General secretary of the TSSA, Manuel Cortes, is angry at the loss of expertise that his union says will result in the closure of Progress Rail at South Queensferry in Scotland (Image TSSA)

“The South Queensferry foundry acts as a library of the over 1700 pattern moulds for the unique crossings in our British rail network”, said Manuel Cortes, the TSSA general secretary. “No other foundry in the world has the skills, knowledge or expertise found in South Queensferry and it makes no sense to sacrifice that knowledge on the altar of supposed cost-savings.”

Supply chain at risk

Safety critical rail crossings are essential for the safe running of our railway, say the TSSA. “If there is one thing the coronavirus pandemic has demonstrated, it is the importance of robust supply chains”, said Cortes. “By sending the contract overseas, to foundries with no experience of manufacturing British rail crossings Network Rail is making itself a hostage to fortune and risking unacceptable delays in the maintenance and repair of our rail infrastructure. For the good of the workers in South Queensferry facing an uncertain future and for the good of everyone using our railways, Network Rail must review their tender and revise their decision.”

Progress Rail install all over the world. Their Uk plant near Edinburgh manufacturers around ninety per cent of crossings used in the UK (Progressive’s Rail)

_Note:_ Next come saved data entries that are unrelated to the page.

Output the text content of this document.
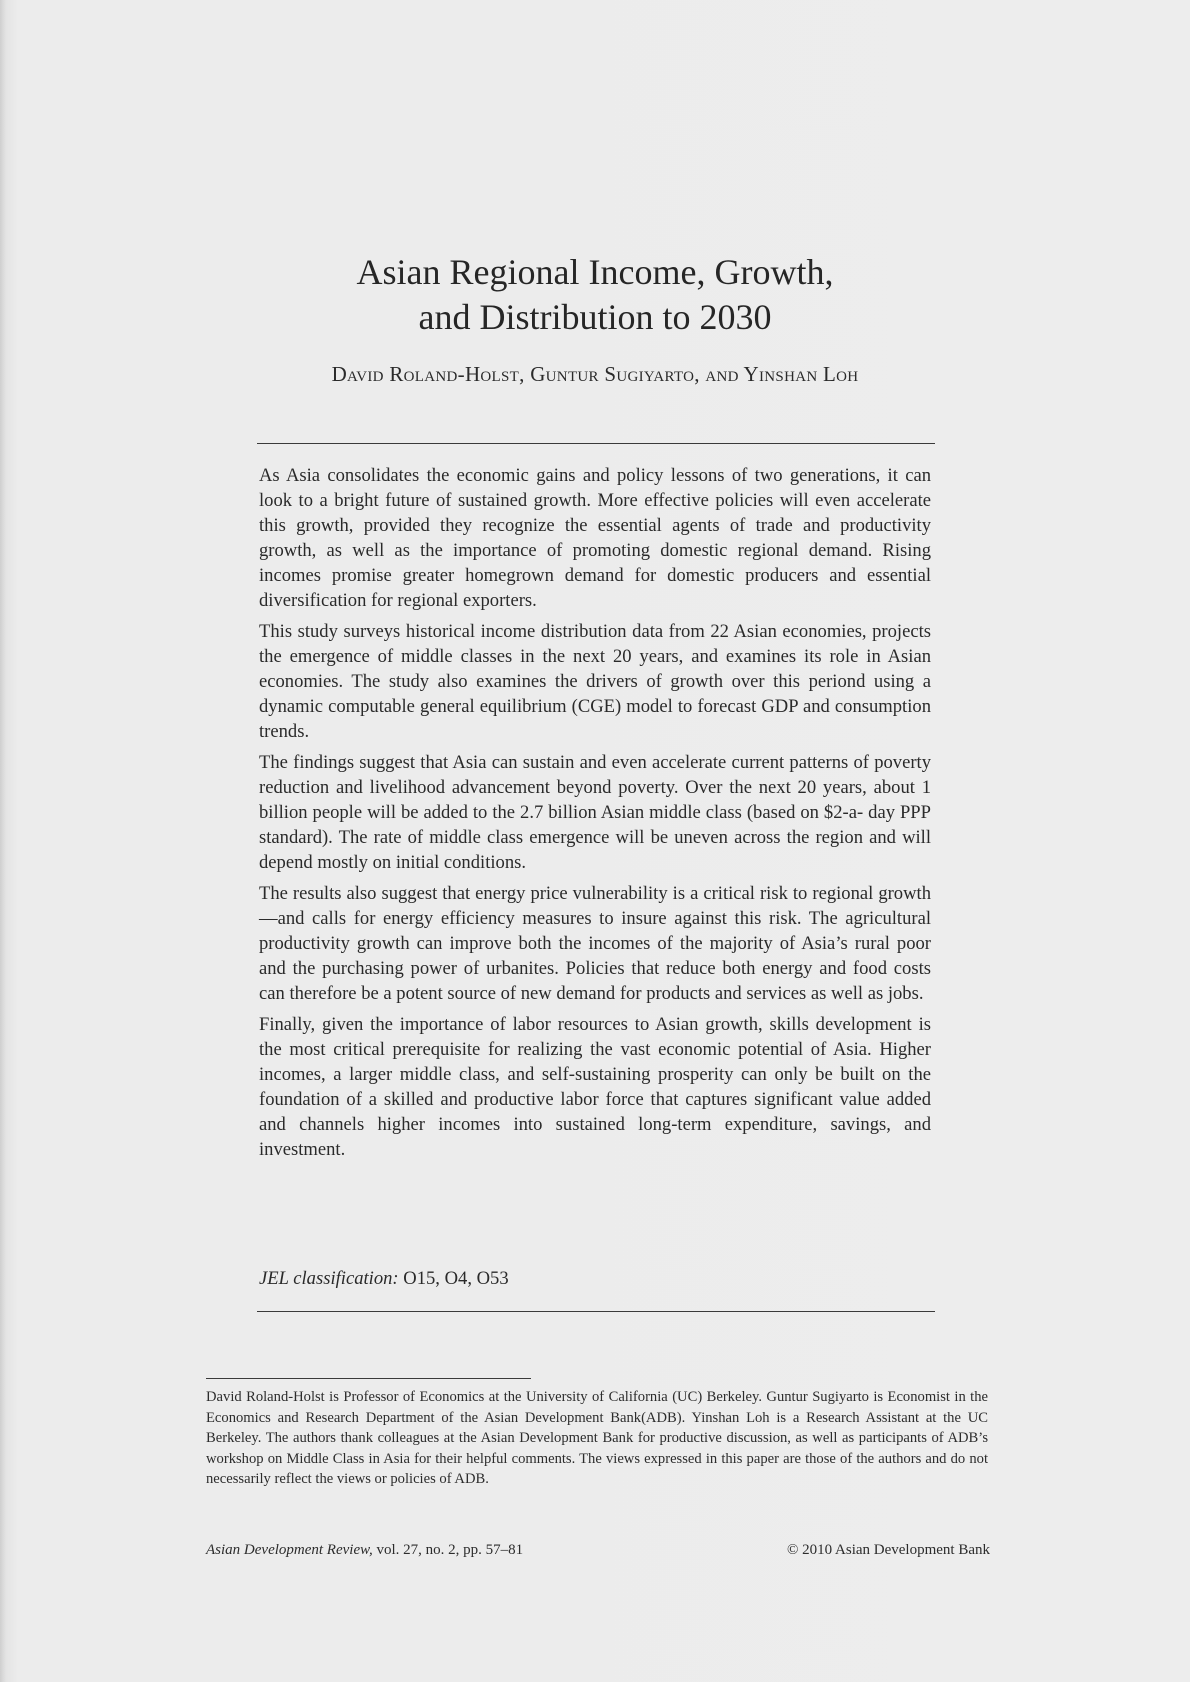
Asian Regional Income, Growth,
and Distribution to 2030

David Roland-Holst, Guntur Sugiyarto, and Yinshan Loh

As Asia consolidates the economic gains and policy lessons of two generations, it can look to a bright future of sustained growth. More effective policies will even accelerate this growth, provided they recognize the essential agents of trade and productivity growth, as well as the importance of promoting domestic regional demand. Rising incomes promise greater homegrown demand for domestic producers and essential diversification for regional exporters.

This study surveys historical income distribution data from 22 Asian economies, projects the emergence of middle classes in the next 20 years, and examines its role in Asian economies. The study also examines the drivers of growth over this periond using a dynamic computable general equilibrium (CGE) model to forecast GDP and consumption trends.

The findings suggest that Asia can sustain and even accelerate current patterns of poverty reduction and livelihood advancement beyond poverty. Over the next 20 years, about 1 billion people will be added to the 2.7 billion Asian middle class (based on $2-a- day PPP standard). The rate of middle class emergence will be uneven across the region and will depend mostly on initial conditions.

The results also suggest that energy price vulnerability is a critical risk to regional growth—and calls for energy efficiency measures to insure against this risk. The agricultural productivity growth can improve both the incomes of the majority of Asia’s rural poor and the purchasing power of urbanites. Policies that reduce both energy and food costs can therefore be a potent source of new demand for products and services as well as jobs.

Finally, given the importance of labor resources to Asian growth, skills development is the most critical prerequisite for realizing the vast economic potential of Asia. Higher incomes, a larger middle class, and self-sustaining prosperity can only be built on the foundation of a skilled and productive labor force that captures significant value added and channels higher incomes into sustained long-term expenditure, savings, and investment.

JEL classification: O15, O4, O53

David Roland-Holst is Professor of Economics at the University of California (UC) Berkeley. Guntur Sugiyarto is Economist in the Economics and Research Department of the Asian Development Bank(ADB). Yinshan Loh is a Research Assistant at the UC Berkeley. The authors thank colleagues at the Asian Development Bank for productive discussion, as well as participants of ADB’s workshop on Middle Class in Asia for their helpful comments. The views expressed in this paper are those of the authors and do not necessarily reflect the views or policies of ADB.

Asian Development Review, vol. 27, no. 2, pp. 57–81	© 2010 Asian Development Bank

Under different names, the company has had a very long association with the UK rail industry. Having been independent before various mergers, it is currently a subsidiary of the giant American engineering operation Caterpillar. The specialist nature of the work is unique in the UK. “As Network Rail’s largest supplier of track components, Progress Rail is challenging the award and has notified its employees,” the company said in a statement earlier this month. “Due to the potential impact of Network Rail’s tender outcome, Progress Rail has opened a collective consultation with employee representatives at each of its UK trackwork locations to discuss possible redundancies and efforts to mitigate potential impacts, although no formal decisions have been made at this time.”

Wider concerns for skills

Industry insiders have called the move shortsighted. They worry that apparent cost-cutting will only lead to reduced competitiveness in the global marketplace, and higher costs for the UK rail industry in future. In a regular newspaper column, Paul Sheerin, the chief executive of Scottish Engineering, a long-standing representative association, said that the foundry at South Queensferry currently makes more than ninety per cent of rail crossings used throughout the UK. He added that it does not do so in an antiquated facility, but works out of a modern factory only eleven years old.

Paul Sheerin, chief executive of Scottish Engineering has already written about the decision in the national press (Scottish Engineering)

Sheerin posed the question of how many facilities there were in the UK capable of the precision production required for the largely non-standard UK network. He answered his own question by reiterating that South Queensferry was the only current location.

With the contract apparently lost, the Progress Rail is already consulting on redundancies among the staff of around 150, and the plant will likely close by the end of the year. Network Rail have remained tight-lipped on the contract award. Hopes that they may reverse the points appear to be forlorn.

Author: Simon Walton

Simon Walton is RailFreight's UK correspondent.